クラスタ分析。A) 階層的関係を表すデンドログラム。同じクラスタリングに属するウェル(番号付き)は、色付きのバーで表している。各ウェルについて、距離スコアに基づくP値を示す。B) 同じクラスタリングに属する化合物処理細胞の例を示す。クラスタリング5はテトランドリンとクロロキン処理細胞からなる。両方のウェルでER点刻の数が増加していることに注意。クラスタ4はロテノンとパクリタキセルで処理したセルから成る。これらのウェルに属する細胞の一部に細胞毒性効果を示唆するブリービングがあることに注意。

結論

  • ImageXpress マイクロコンフォーカルシステムは、ハイコンテント、セルペインティングアッセイのイメージングに適しています。
  • IN Carta™ソフトウェアは、使いやすさと高度なフィーチャーセグメンテーションオプション(SINAP)を兼ね備えており、ロバスト性かつ偏りのない細胞フィーチャーの同定を容易にします。
  • StratoMineRプラットフォームは、直感的なガイド付きワークフローにより、熟練者でなくても表現型データ解析を迅速に行うことができる。

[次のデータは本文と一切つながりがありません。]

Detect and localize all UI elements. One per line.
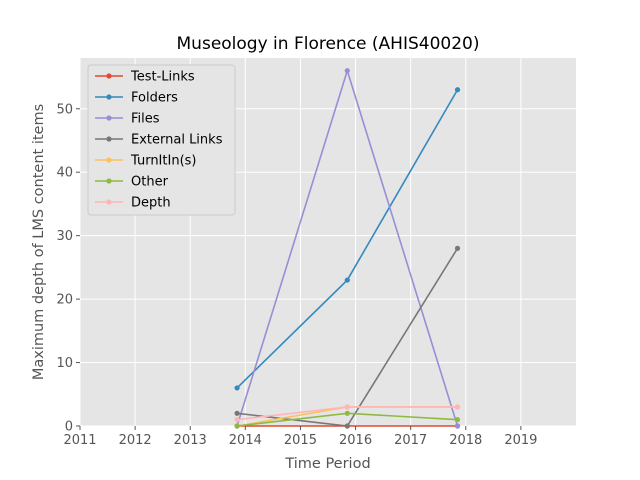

  • 全体的な結果から、ImageXpress® Micro Confocalシステム、IN™ソフトウェア、StratoMineRを用いた画像ベースプロファイリングアッセイの実現可能性が示された。

参考文献

  1. Bray MA, Singh S, Han H, Davis CT, Borgeson B, Hartland C, Kost-Alimova M, Gustafsdottir SM, Gibson CC, Carpenter AE. Cell Painting, a high-content image-based assay for morphological profiling using multiplexed fluorescent dyes. Nat Protoc. 2016 Sep;11(9):1757-74. doi: 10.1038/ nprot.2016.105. Epub 2016 Aug 25. PMID: 27560178; PMCID: PMC5223290.

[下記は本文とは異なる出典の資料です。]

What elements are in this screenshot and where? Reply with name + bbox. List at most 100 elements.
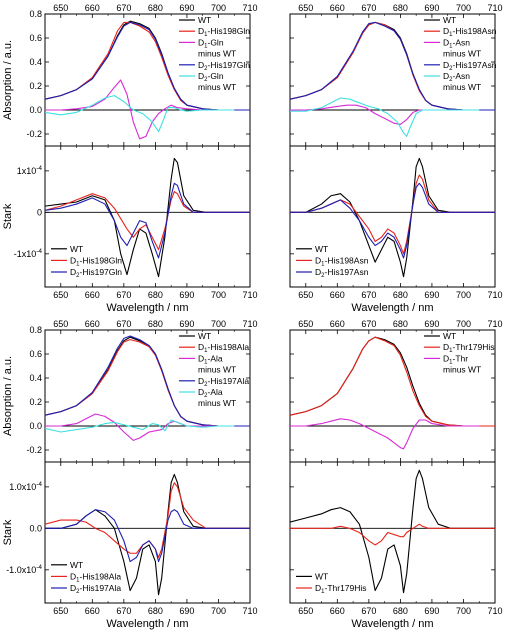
panel-thr: 650 660 670 680 690 700 710WTD1-Thr179HisD1-Th… [289, 319, 503, 630]
abs-series-group [290, 336, 495, 450]
abs-ytick-label: 0.6 [29, 349, 42, 359]
legend-entry: D1-His198Asn [315, 255, 369, 267]
panel-asn: 650 660 670 680 690 700 710 WTD1-His198AsnD1-As… [289, 3, 503, 314]
abs-series-group [45, 20, 250, 140]
xtick-label: 670 [116, 290, 131, 300]
abs-ytick-label: 0.2 [29, 81, 42, 91]
abs-ytick-label: 0.0 [29, 421, 42, 431]
xtick-label-top: 650 [53, 3, 68, 13]
panel-gln: -0.2 0.0 0.2 0.4 0.6 0.8 650 660 670 680 690 700 710… [2, 3, 258, 314]
xtick-label: 710 [242, 290, 257, 300]
panel-gln-abs: -0.2 0.0 0.2 0.4 0.6 0.8 650 660 670 680 690 700 710… [2, 3, 258, 147]
xtick-label-top: 680 [148, 319, 163, 329]
abs-series-red [290, 336, 495, 427]
legend-entry: D2-His197Gln [198, 60, 250, 72]
legend-entry: D1-His198Ala [70, 571, 121, 583]
abs-ytick-label: -0.2 [26, 445, 42, 455]
xtick-label: 680 [148, 606, 163, 616]
stark-series-blue [45, 182, 250, 259]
abs-ytick-label: 0.6 [29, 33, 42, 43]
xtick-label: 670 [361, 606, 376, 616]
stark-ytick-label: -1.0x10-4 [6, 564, 42, 575]
xtick-label: 690 [424, 606, 439, 616]
legend-entry: WT [315, 571, 328, 581]
xtick-label-top: 690 [424, 3, 439, 13]
xtick-label: 680 [148, 290, 163, 300]
xtick-label-top: 690 [179, 3, 194, 13]
legend-entry: D1-Thr179His [315, 583, 367, 595]
xtick-label: 660 [85, 606, 100, 616]
xtick-label-top: 680 [393, 319, 408, 329]
abs-ytick-label: 0.0 [29, 105, 42, 115]
xtick-label-top: 660 [85, 3, 100, 13]
xtick-label-top: 700 [456, 319, 471, 329]
legend-entry: minus WT [443, 49, 481, 59]
abs-series-group [45, 335, 250, 441]
legend-entry: D2-Gln [198, 71, 224, 83]
xtick-label: 700 [456, 290, 471, 300]
stark-series-blue [45, 509, 250, 563]
xtick-label: 700 [211, 290, 226, 300]
xtick-label: 660 [330, 290, 345, 300]
xtick-label-top: 650 [53, 319, 68, 329]
stark-ytick-label: 0 [37, 207, 42, 217]
stark-series-group [45, 473, 250, 596]
legend-entry: minus WT [198, 82, 236, 92]
xtick-label: 680 [393, 606, 408, 616]
abs-series-group [290, 21, 495, 137]
abs-ytick-label: 0.4 [29, 57, 42, 67]
xtick-label-top: 710 [487, 3, 502, 13]
xtick-label-top: 660 [330, 319, 345, 329]
legend-entry: minus WT [198, 365, 236, 375]
stark-ytick-label: -1x10-4 [14, 248, 43, 259]
stark-ytick-label: 0.0 [29, 523, 42, 533]
stark-frame [44, 461, 251, 604]
legend-entry: D2-His197Asn [443, 60, 497, 72]
stark-series-red [290, 174, 495, 255]
xtick-label: 660 [85, 290, 100, 300]
panel-ala: -0.2 0.0 0.2 0.4 0.6 0.8 650 660 670 680 690 700 710… [2, 319, 258, 630]
xtick-label: 670 [361, 290, 376, 300]
stark-series-blue [290, 182, 495, 259]
stark-series-black [290, 157, 495, 278]
stark-legend: WT D1-Thr179His [296, 571, 367, 595]
legend-entry: D1-His198Asn [443, 26, 497, 38]
stark-series-group [290, 157, 495, 278]
xlabel: Wavelength / nm [106, 618, 188, 630]
legend-entry: D2-His197Asn [315, 267, 369, 279]
xtick-label-top: 670 [116, 319, 131, 329]
xtick-label: 650 [298, 290, 313, 300]
abs-series-blue [45, 21, 250, 111]
xtick-label: 710 [487, 290, 502, 300]
legend-entry: D1-Thr [443, 353, 468, 365]
xtick-label: 690 [424, 290, 439, 300]
abs-ylabel: Absorption / a.u. [2, 356, 14, 436]
xtick-label-top: 700 [456, 3, 471, 13]
xtick-label-top: 710 [487, 319, 502, 329]
xtick-label-top: 680 [393, 3, 408, 13]
xtick-label-top: 690 [424, 319, 439, 329]
panel-asn-stark: 650 660 670 680 690 700 710 WTD1-His198AsnD2-Hi… [289, 145, 503, 300]
xtick-label: 700 [211, 606, 226, 616]
legend-entry: D1-His198Gln [198, 26, 250, 38]
xtick-label: 650 [53, 290, 68, 300]
stark-frame [289, 145, 496, 288]
legend-entry: D1-His198Gln [70, 255, 122, 267]
xtick-label: 710 [242, 606, 257, 616]
abs-series-blue [290, 21, 495, 111]
xtick-label-top: 710 [242, 3, 257, 13]
stark-ytick-label: 1.0x10-4 [9, 481, 42, 492]
legend-entry: WT [70, 560, 83, 570]
xtick-label: 710 [487, 606, 502, 616]
panel-ala-stark: -1.0x10-4 0.0 1.0x10-4 650 660 670 680 690 700 71… [2, 461, 258, 616]
abs-ytick-label: 0.8 [29, 325, 42, 335]
stark-series-red [290, 523, 495, 546]
abs-ytick-label: -0.2 [26, 129, 42, 139]
stark-series-group [45, 157, 250, 278]
xtick-label: 650 [53, 606, 68, 616]
legend-entry: WT [70, 244, 83, 254]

  2. Gong K, Chen C, Zhan Y, Chen Y, Huang Z, Li W. オートファジー関連遺伝子7(ATG7)と活性酸素種/細胞外シグナル制御キナーゼは、ヒト肝細胞癌におけるテトランドリン誘導オートファジーを制御する。J Biol Chem. 2012 Oct 12;287(42):35576-88. doi: 10.1074/jbc.M112.370585. Epub 2012 Aug 27. pmid: 22927446; pmcid: pmc3471698.
  3. Gustafsdottir SM, Ljosa V, Sokolnicki KL, Anthony Wilson J, Walpita D, Kemp MM, Petri Seiler K, Carrel HA, Golub TR, Schreiber SL, Clemons PA, Carpenter AE, Shamji AF. 多様な細胞状態を測定するマルチプレックス細胞プロファイリングアッセイ。PLoS One. 2013 Dec 2;8(12):e80999. doi: 10.1371/journal. pmid: 24312513; pmcid: pmc3847047.

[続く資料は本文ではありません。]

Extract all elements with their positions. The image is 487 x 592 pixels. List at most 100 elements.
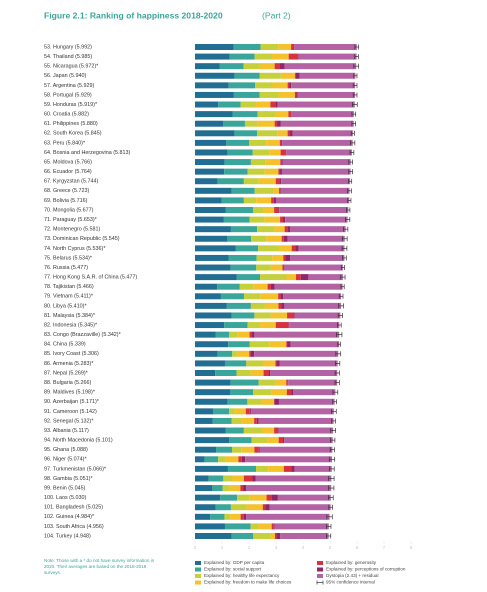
bar-segment <box>284 264 285 271</box>
bar-segment <box>217 350 233 357</box>
bar-segment <box>195 504 216 511</box>
error-bar <box>332 399 337 405</box>
bar-segment <box>296 91 298 98</box>
y-tick-label: 60. Croatia (5.882) <box>44 112 89 118</box>
bar-segment <box>249 216 265 223</box>
y-tick-label: 99. Benin (5.045) <box>44 485 86 491</box>
error-bar <box>338 303 344 309</box>
bar-segment <box>269 504 331 511</box>
bar-segment <box>195 139 227 146</box>
y-tick-label: 96. Niger (5.074)* <box>44 457 87 463</box>
y-tick-label: 80. Libya (5.410)* <box>44 303 87 309</box>
error-bar <box>343 226 349 232</box>
bar-segment <box>281 235 284 242</box>
bar-segment <box>289 322 340 329</box>
bar-segment <box>195 427 226 434</box>
bar-segment <box>298 53 357 60</box>
y-tick-label: 91. Cameroon (5.142) <box>44 409 97 415</box>
bar-segment <box>195 322 225 329</box>
error-bar <box>335 351 342 357</box>
bar-segment <box>278 398 335 405</box>
bar-segment <box>264 302 279 309</box>
y-tick-label: 95. Ghana (5.088) <box>44 447 88 453</box>
bar-segment <box>280 159 282 166</box>
bar-segment <box>244 120 258 127</box>
bar-segment <box>270 533 275 539</box>
bar-segment <box>291 389 294 396</box>
legend-swatch <box>317 567 323 572</box>
bar-segment <box>289 82 292 89</box>
bar-segment <box>294 312 341 319</box>
bar-segment <box>287 312 294 319</box>
bar-segment <box>239 283 254 290</box>
bar-segment <box>256 465 269 472</box>
bar-segment <box>268 370 271 376</box>
bar-segment <box>284 226 288 233</box>
bar-segment <box>295 72 300 79</box>
legend-label: Explained by: GDP per capita <box>204 560 265 565</box>
bar-segment <box>258 178 276 185</box>
bar-segment <box>270 370 338 376</box>
bar-segment <box>271 197 274 204</box>
x-tick-label: 2 <box>248 545 251 550</box>
error-bar <box>338 293 344 299</box>
bar-segment <box>274 120 278 127</box>
bar-segment <box>295 245 299 252</box>
bar-segment <box>278 293 281 300</box>
error-bar <box>353 73 358 79</box>
bar-segment <box>282 159 351 166</box>
bar-segment <box>283 437 285 444</box>
bar-segment <box>294 465 332 472</box>
bar-segment <box>280 168 282 175</box>
bar-segment <box>276 533 281 539</box>
bar-segment <box>269 341 287 348</box>
bar-segment <box>264 216 281 223</box>
bar-segment <box>288 53 298 60</box>
bar-segment <box>195 91 234 98</box>
bar-segment <box>195 111 233 118</box>
bar-segment <box>270 283 275 290</box>
bar-segment <box>228 341 250 348</box>
bar-segment <box>195 197 222 204</box>
bar-segment <box>274 226 285 233</box>
y-tick-label: 61. Philippines (5.880) <box>44 121 98 127</box>
bar-segment <box>243 513 247 520</box>
bar-segment <box>272 82 288 89</box>
bar-segment <box>195 302 227 309</box>
error-bar <box>351 111 357 117</box>
bar-segment <box>282 139 353 146</box>
bar-segment <box>281 302 285 309</box>
y-tick-label: 72. Montenegro (5.581) <box>44 227 101 233</box>
bar-segment <box>195 408 214 415</box>
bar-segment <box>292 130 353 137</box>
bar-segment <box>262 360 276 367</box>
bar-segment <box>215 370 237 376</box>
bar-segment <box>277 427 279 434</box>
bar-segment <box>280 187 350 194</box>
bar-segment <box>260 322 276 329</box>
bar-segment <box>260 44 279 50</box>
bar-segment <box>274 283 343 290</box>
error-bar <box>329 447 335 453</box>
bar-segment <box>267 437 279 444</box>
error-bar <box>326 523 332 529</box>
bar-segment <box>291 111 354 118</box>
bar-segment <box>215 331 230 338</box>
x-tick-label: 0 <box>194 545 197 550</box>
error-bar <box>331 408 337 414</box>
y-tick-label: 77. Hong Kong S.A.R. of China (5.477) <box>44 275 137 281</box>
bar-segment <box>274 398 279 405</box>
bar-segment <box>258 379 275 386</box>
y-tick-label: 83. Congo (Brazzaville) (5.342)* <box>44 332 122 338</box>
bar-segment <box>271 53 289 60</box>
bar-segment <box>261 427 275 434</box>
y-tick-label: 74. North Cyprus (5.536)* <box>44 246 106 252</box>
bar-segment <box>267 283 271 290</box>
bar-segment <box>230 513 241 520</box>
bar-segment <box>271 389 287 396</box>
bar-segment <box>291 465 295 472</box>
bar-segment <box>279 63 285 70</box>
legend-label: Explained by: healthy life expectancy <box>204 573 280 578</box>
bar-segment <box>274 427 278 434</box>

  4. Mauthe M, Orhon I, Rocchi C, Zhou X, Luhr M, Hijlkema KJ, Coppes RP, Engedal N, Mari M, Reggiori F. Chloroquine inhibits autophagic flux by decreasing autophagosomelysosome fusion. Autophagy. 2018;14(8):1435-1455. doi: 10.1080/15548627.2018.1474314. Epub 2018 Jul 20. PMID: 29940786; PMCID: PMC6103682.
  5. Nyffeler J, Willis C, Lougee R, Richard A, Paul-Friedman K, Harrill JA. 画像ベースのハイスループット表現型プロファイルを用いた環境化学物質の生物活性スクリーニング。*Toxicol Appl Pharmacol.*2020 Jan 15;389:114876. doi: 10.1016/j.taap.2019.114876. Epub 2019 Dec 30. pmid: 31899216.
  6. Omta WA, van Heesbeen RG, Pagliero RJ, van der Velden LM, Lelieveld D, Nellen M, Kramer M, Yeong M, Saeidi AM, Medema RH, Spruit M, Brinkkemper S, Klumperman J, Egan DA. HC StratoMineR:ハイコンテントデータセットの迅速解析のためのウェブベースツール。Assay Drug Dev Technol. 2016 Oct;14(8):439-452. doi: 10.1089/adt.2016.726. Epub 2016 Sep 16. pmid: 27636821.
  7. Rohban MH, Singh S, Wu X, Berthet JB, Bray MA, Shrestha Y, Varelas X, Boehm JS, Carpenter AE. セルペインティングによるヒト遺伝子および対立遺伝子機能の系統的形態学的プロファイリング。Elife. 2017 Mar 18;6:e24060. doi: 10.7554/ eLife.24060. pmid: 28315521; pmcid: pmc5386591.